So ... maybe Mitch McConnell should put away that tape measure and stop measuring the Senate majority leader’s office for drapes. You know, preparatory to moving in after he wins reelection in November and the GOP (maybe) takes control of the chamber.
We say that because Wednesday Senator McConnell’s race against Democratic opponent Alison Lundergan Grimes looks a bit tighter than it did a few days ago, when we suggested that McConnell might begin planning such redecoration.
For one thing, the latest survey of the Kentucky contest finds McConnell and state Secretary of State Grimes virtually tied.

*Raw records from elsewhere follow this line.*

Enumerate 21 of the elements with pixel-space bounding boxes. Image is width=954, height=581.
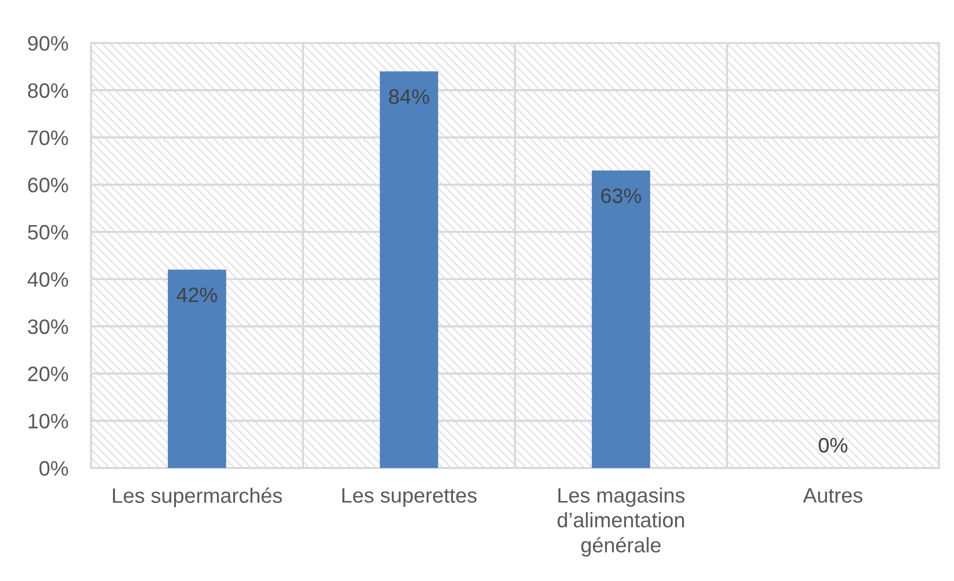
bar (592, 170, 650, 468)
y-tick-label: 0% (39, 461, 68, 476)
data-label: 0% (818, 438, 848, 453)
x-tick-label: Les supermarchés (113, 487, 282, 508)
bar (380, 71, 438, 468)
x-tick-label: Les magasins d’alimentation générale (558, 487, 685, 557)
y-tick-label: 80% (28, 83, 68, 98)
x-tick-label: Les superettes (342, 488, 477, 507)
data-label: 42% (176, 288, 218, 302)
y-tick-label: 90% (28, 36, 68, 51)
y-tick-label: 50% (28, 224, 68, 240)
x-tick-label: Autres (802, 488, 862, 503)
y-tick-label: 60% (28, 178, 68, 192)
y-tick-label: 20% (28, 366, 68, 382)
y-tick-label: 30% (28, 319, 68, 334)
data-label: 84% (389, 89, 430, 104)
y-tick-label: 40% (28, 272, 68, 287)
bar (168, 270, 226, 468)
y-tick-label: 10% (28, 414, 68, 429)
data-label: 63% (601, 188, 642, 204)
y-tick-label: 70% (28, 130, 68, 146)
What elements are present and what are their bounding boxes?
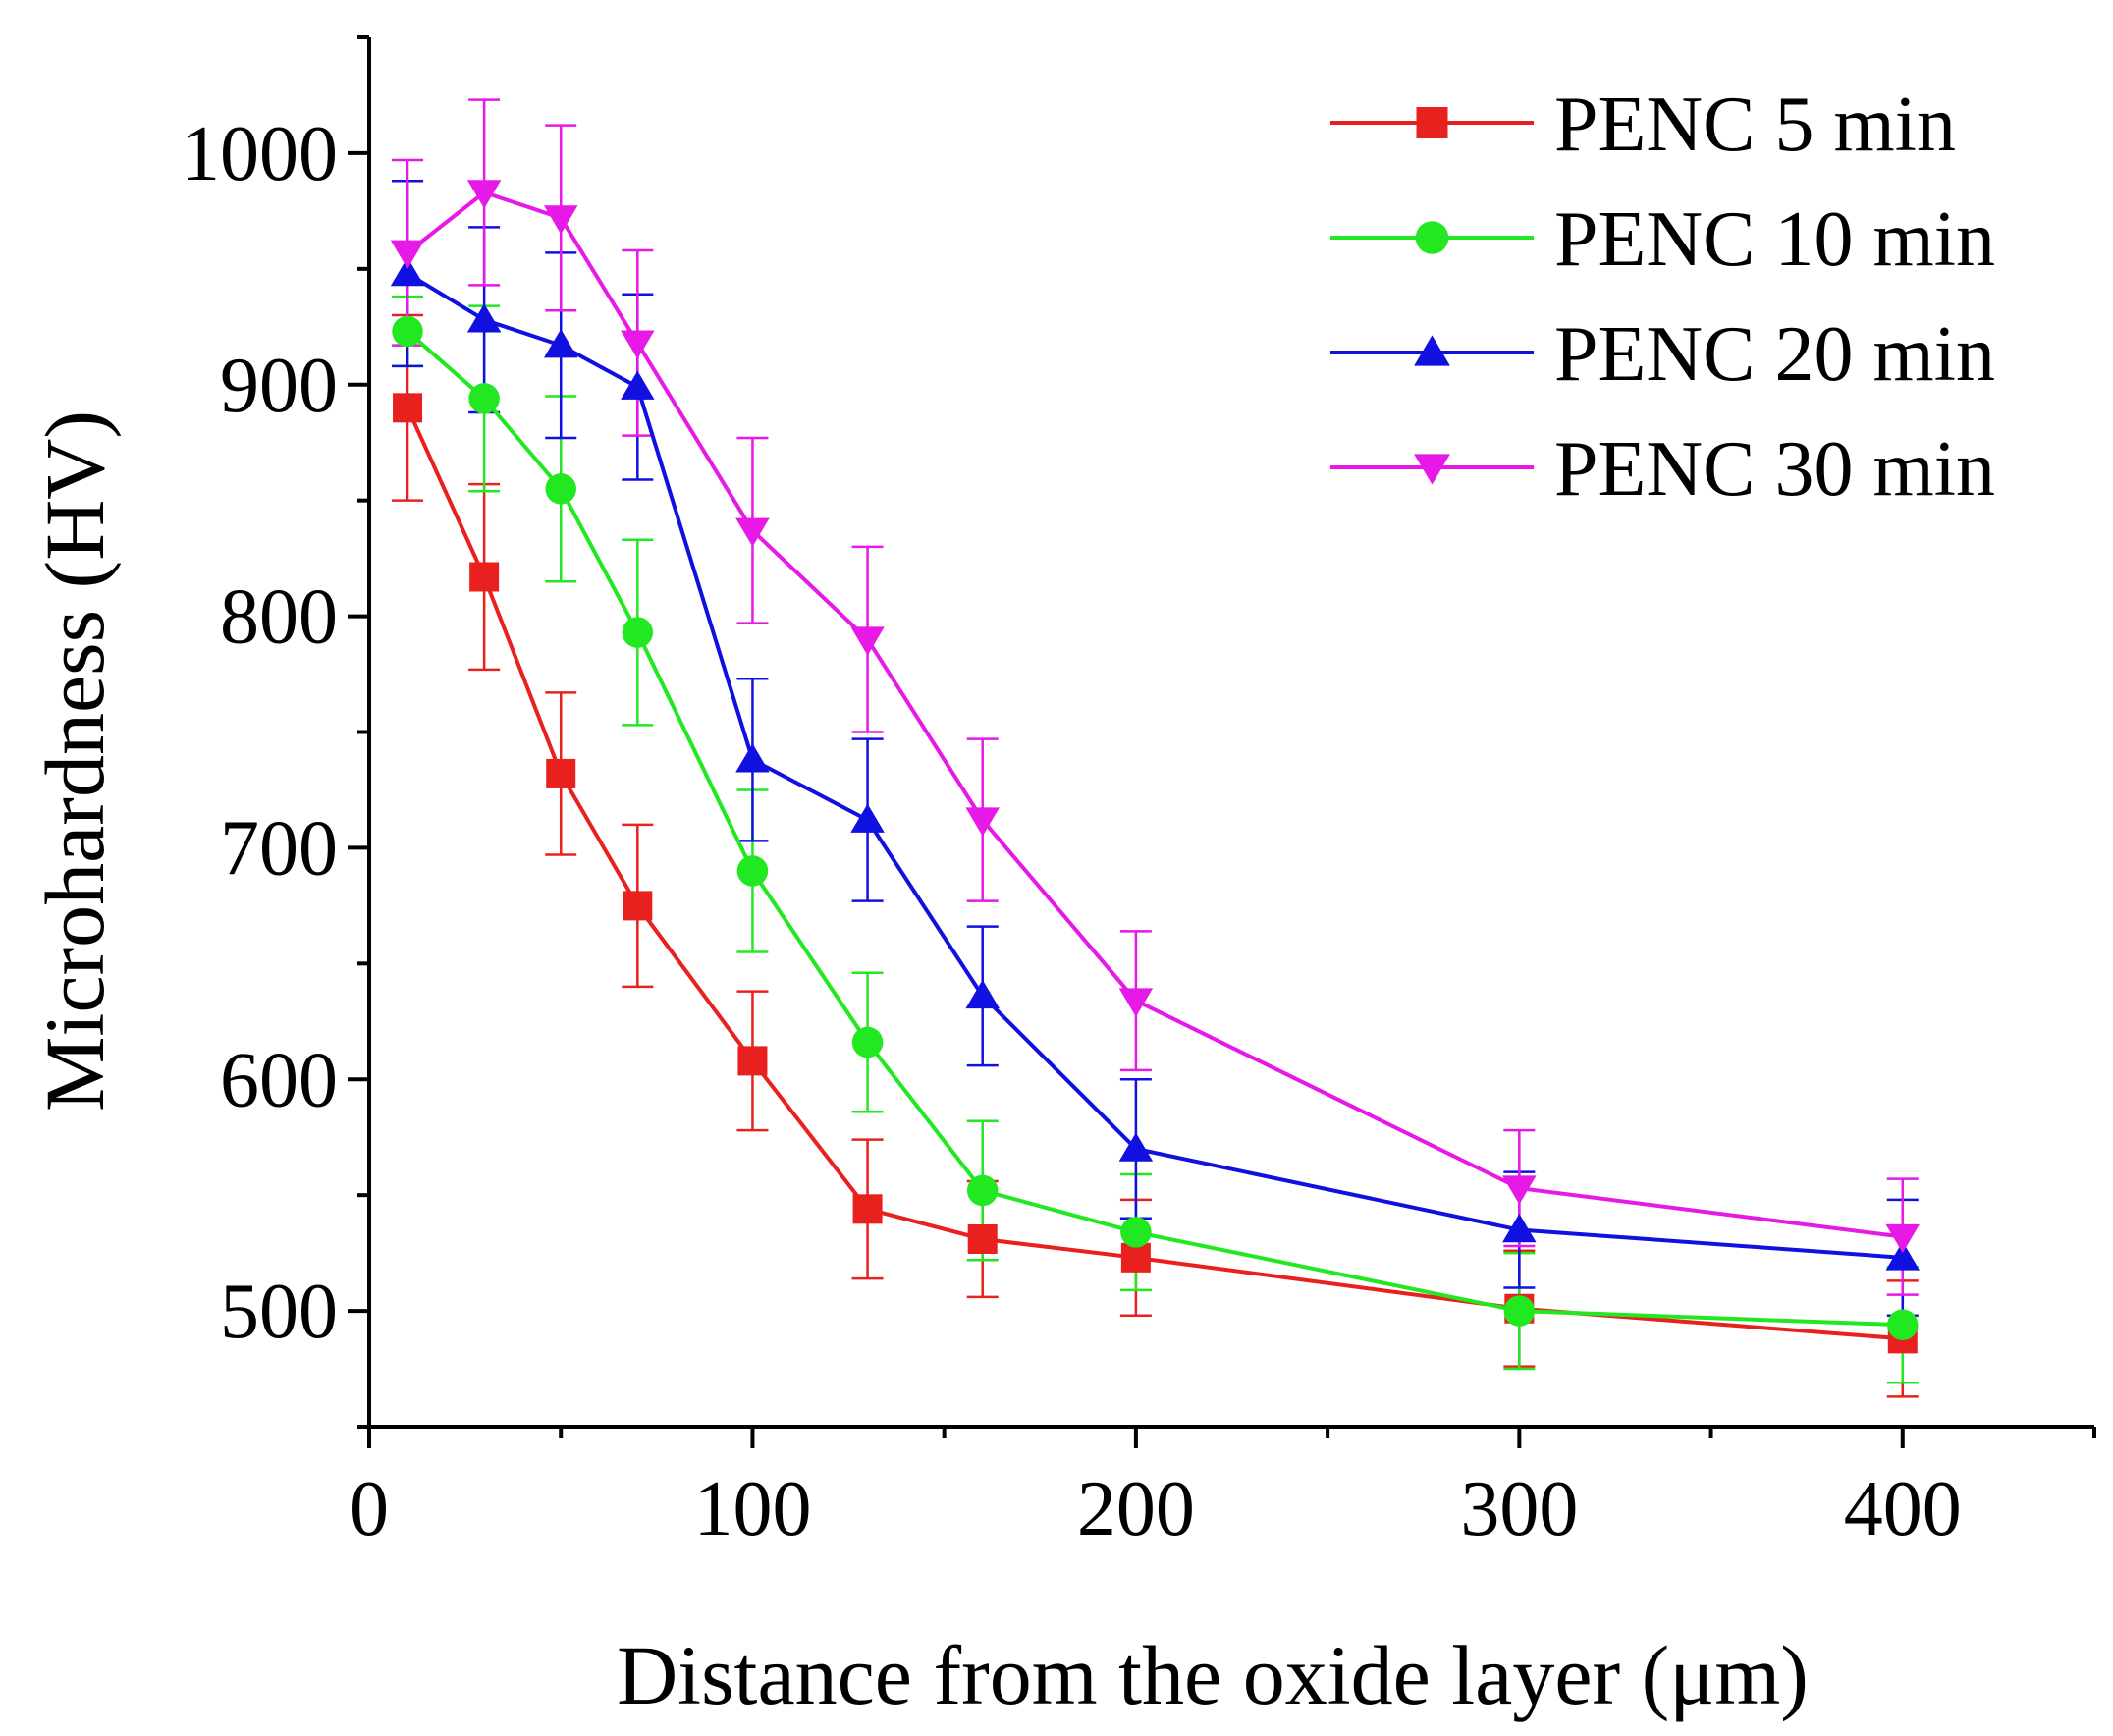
data-point [390, 240, 425, 269]
data-point [393, 393, 423, 423]
x-tick-label: 200 [1077, 1466, 1195, 1552]
data-point [1887, 1309, 1919, 1340]
data-point [735, 517, 770, 547]
series-line [406, 407, 1903, 1341]
data-point [1503, 1295, 1536, 1327]
data-point [1885, 1223, 1921, 1254]
data-point [466, 303, 502, 333]
y-axis-title: Microhardness (HV) [27, 410, 122, 1112]
legend: PENC 5 min PENC 10 min PENC 20 min PENC 30 … [1330, 81, 1995, 513]
data-point [469, 562, 500, 592]
data-point [965, 807, 1000, 837]
y-tick-label: 600 [220, 1037, 338, 1123]
data-point [966, 1174, 999, 1207]
data-point [1120, 1217, 1152, 1248]
data-point [965, 979, 1000, 1009]
data-point [1502, 1175, 1537, 1205]
x-axis-title: Distance from the oxide layer (μm) [617, 1628, 1809, 1722]
data-point [468, 383, 500, 414]
y-tick-label: 900 [220, 343, 338, 429]
data-point [850, 803, 885, 833]
legend-label: PENC 20 min [1554, 311, 1995, 398]
data-point [392, 315, 423, 348]
error-bars [392, 98, 1919, 1398]
data-markers [390, 180, 1921, 1354]
legend-marker [1416, 107, 1448, 138]
data-point [1118, 988, 1154, 1017]
x-tick-label: 0 [350, 1466, 389, 1552]
series-line [406, 190, 1904, 1239]
data-point [621, 370, 655, 400]
data-point [466, 180, 502, 209]
data-point [735, 743, 770, 773]
legend-label: PENC 5 min [1554, 81, 1956, 168]
legend-item: PENC 30 min [1330, 426, 1995, 513]
legend-label: PENC 30 min [1554, 426, 1995, 513]
x-tick-label: 100 [693, 1466, 811, 1552]
data-point [623, 891, 653, 921]
legend-item: PENC 20 min [1330, 311, 1995, 398]
axes: 500 600 700 800 900 1000 0 100 200 300 400 [181, 35, 2096, 1552]
data-point [543, 205, 578, 235]
data-point [543, 329, 578, 358]
data-point [1118, 1132, 1154, 1162]
data-point [545, 473, 576, 505]
data-point [967, 1223, 998, 1254]
data-point [852, 1194, 883, 1224]
x-tick-label: 300 [1460, 1466, 1578, 1552]
data-point [850, 626, 885, 656]
y-tick-label: 800 [220, 574, 338, 661]
data-point [736, 855, 769, 887]
legend-marker [1415, 221, 1449, 254]
data-point [621, 330, 655, 359]
data-point [622, 617, 654, 648]
legend-marker [1414, 454, 1450, 485]
data-point [1120, 1242, 1151, 1273]
y-tick-label: 700 [220, 805, 338, 892]
data-point [1885, 1241, 1921, 1271]
data-point [737, 1046, 768, 1076]
y-tick-label: 1000 [181, 111, 338, 197]
legend-marker [1414, 335, 1450, 366]
series-line [406, 330, 1903, 1328]
legend-label: PENC 10 min [1554, 196, 1995, 283]
series-line [406, 271, 1903, 1260]
data-point [390, 257, 425, 287]
legend-item: PENC 5 min [1330, 81, 1956, 168]
series-lines [406, 190, 1904, 1341]
x-tick-label: 400 [1844, 1466, 1962, 1552]
data-point [1502, 1214, 1537, 1243]
data-point [546, 758, 576, 788]
data-point [851, 1026, 884, 1058]
y-tick-label: 500 [220, 1269, 338, 1355]
legend-item: PENC 10 min [1330, 196, 1995, 283]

The Bluegrass Poll puts McConnell at 44 percent, and Grimes at 43, with 5 percent for a third party candidate and 8 percent undecided.
For another, the Democratic Party and the Grimes campaign are throwing money at ads in what looks like a last-month push to prevail.
The Democratic Senatorial Campaign Committee had previously pulled resources from Kentucky to spend elsewhere. But now the party group is jumping back in, and has reserved $650,000 in ad air time after seeing the latest poll numbers, according to Politico.
Grimes herself has released a scathing new negative ad that charges McConnell will “say anything” to get reelected. It features secretly recorded audio of the incumbent telling wealthy donors he’ll oppose a minimum wage hike and other economic proposals backed by Democrats. (Full disclosure: a Christian Science Monitor opinion piece flashes on screen in this ad.)
Despite all this, we still think McConnell is likely to win reelection. That’s what the election fundamentals – and many forecasters – continue to say.
Take the polls. Even with the latest Bluegrass numbers, the average of recent surveys has McConnell with a statistically significant lead of 4.4 points, according to RealClearPolitics.
And the Bluegrass Poll itself has slid toward the GOP. A month ago it had Grimes up by two points. Now, it is McConnell by one.
In general, the 2014 mid-term outlook favors Republicans. Kentucky is a red state that went for Romney in 2012 by 23 points.
Thus the Upshot Senate forecast model of The New York Times gives McConnell a 91 percent chance of victory, however close the race looks in the polls. The Washington Post Election Lab model, which leans more towards the GOP, puts McConnell’s chances at 99 percent.
The FiveThirtyEight data journalism site is more restrained, with McConnell at a 78 percent chance of winning.
In other words, McConnell should keep that tape measure around. Just in case.